Бытовая, чисто семейная ситуация в романе имеет и иное, более широкое социально-историческое содержание. Версилов — идеолог, носитель высшей русской культурной мысли, западнического направления — не сумев понять Россию в России, пытался понять ее через Европу, как это случилось, по представлениям Достоевского, с Герценом или нравственно — с Чаадаевым. Нет, он не собирался воспроизводить в своем герое реальные черты судьбы и личности Герцена или Чаадаева, но их духовные искания отразились в романе в самой идее Версилова. В облике же или в типе Макара Ивановича Долгорукого должна была, по мысли Достоевского, воплотиться старинная идея русского народного правдоискателя. Он — именно тип, образ правдоискателя из народа. В отличие от Версилова, Макар Иванович ищет правду не в Европе, но в самой России. Версилов и Макар Иванович — это и есть своеобразное раздвоение одной русской идеи, долженствующей ответить на вопрос о будущей судьбе России: не случайно в романе у обоих одна жена, мать их как бы единого ребенка — будущего поколения. Чтобы лишь представить этот своего рода символический, а точнее — социально-исторический смысл этой «семейной» ситуации, вспомним одну чрезвычайно показательную мысль Герцена, которая не прошла мимо внимания Достоевского и художественно отразилась в романе «Подросток» :
«У них и у нас, то есть у славянофилов и западников, — писал Герцен в «Колоколе», — запало с ранних лет одно сильное… страстное чувство… чувство безграничной, охватывающей все существование, любви к русскому народу, русскому быту, к складу ума… Они всю любовь, всю нежность перенесли на угнетенную мать… Мы были на руках французской гувернантки, поздно узнали, что мать наша не она, а загнанная крестьянка… Мы знали, что ее счастье впереди, что под ее сердцем… — наш меньшой брат…»

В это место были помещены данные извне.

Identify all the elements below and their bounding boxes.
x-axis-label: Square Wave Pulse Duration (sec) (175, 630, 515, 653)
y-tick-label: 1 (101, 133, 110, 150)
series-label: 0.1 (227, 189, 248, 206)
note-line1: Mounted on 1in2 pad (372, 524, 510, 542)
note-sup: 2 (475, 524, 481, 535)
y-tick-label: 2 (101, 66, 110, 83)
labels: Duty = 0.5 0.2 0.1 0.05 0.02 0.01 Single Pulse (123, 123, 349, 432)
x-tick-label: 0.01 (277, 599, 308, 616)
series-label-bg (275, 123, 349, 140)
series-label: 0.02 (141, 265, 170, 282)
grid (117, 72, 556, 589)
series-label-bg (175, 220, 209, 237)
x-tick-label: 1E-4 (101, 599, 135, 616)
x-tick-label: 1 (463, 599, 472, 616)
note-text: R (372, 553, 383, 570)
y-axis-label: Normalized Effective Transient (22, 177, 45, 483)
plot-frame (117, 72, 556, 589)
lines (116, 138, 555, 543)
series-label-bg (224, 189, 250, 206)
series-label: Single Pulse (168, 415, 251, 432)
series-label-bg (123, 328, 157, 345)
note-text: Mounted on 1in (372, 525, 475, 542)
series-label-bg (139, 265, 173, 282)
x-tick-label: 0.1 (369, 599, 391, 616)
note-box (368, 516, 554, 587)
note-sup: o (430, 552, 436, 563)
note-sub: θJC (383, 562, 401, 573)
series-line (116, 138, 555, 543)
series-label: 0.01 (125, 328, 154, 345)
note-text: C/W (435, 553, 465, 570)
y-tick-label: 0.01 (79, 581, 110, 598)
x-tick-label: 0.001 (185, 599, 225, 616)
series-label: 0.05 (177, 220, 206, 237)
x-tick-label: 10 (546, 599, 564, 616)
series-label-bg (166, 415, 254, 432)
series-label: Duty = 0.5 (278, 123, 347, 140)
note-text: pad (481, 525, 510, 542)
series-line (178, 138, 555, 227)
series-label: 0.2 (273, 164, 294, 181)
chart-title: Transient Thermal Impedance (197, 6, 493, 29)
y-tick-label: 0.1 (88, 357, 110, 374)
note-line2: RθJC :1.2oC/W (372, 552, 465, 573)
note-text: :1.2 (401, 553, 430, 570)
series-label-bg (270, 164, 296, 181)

Версилов — всеевропеец с русской душой — и пытается теперь духовно-нравственно отыскать эту крестьянку и ребенка, которого она носила под своим сердцем.
И, видимо, ни идея Версилова, русского европейца, не отделяющего судеб России от судеб Европы, надеющегося примирить, объединить в своей идее любовь к России с любовью к Европе, ни идея народного правдоискательства Макара Ивановича, сами по себе, не дадут ответа подростку на его вопрос жизни: что же делать ему, лично ему? Вряд ли отправится он, подобно Версилову, отыскивать правду в Европу, как и не пойдет он, очевидно, странничать по Руси вслед за Макаром Ивановичем. Но, безусловно, уроки духовных, идейных исканий того и другого не смогут не отложить отпечаток на его юную душу, на его только еще формирующееся сознание. Мы не можем, конечно, представлять себе влияние даже и впечатляющих нравственных уроков как нечто прямолинейное и сиюминутное. Это — движение внутреннее, порою чреватое и срывами, и новыми сомнениями, и падениями, но все-таки и неотвратимое. И подростку предстоит еще пройти искушение Ламбертом, решиться на чудовищный нравственный эксперимент, — но, увидев его результат, душа, совесть, сознание Аркадия Макаровича еще содрогнутся, устыдятся, оскорбятся за подростка, подвигнут его к нравственному решению, к поступку по совести.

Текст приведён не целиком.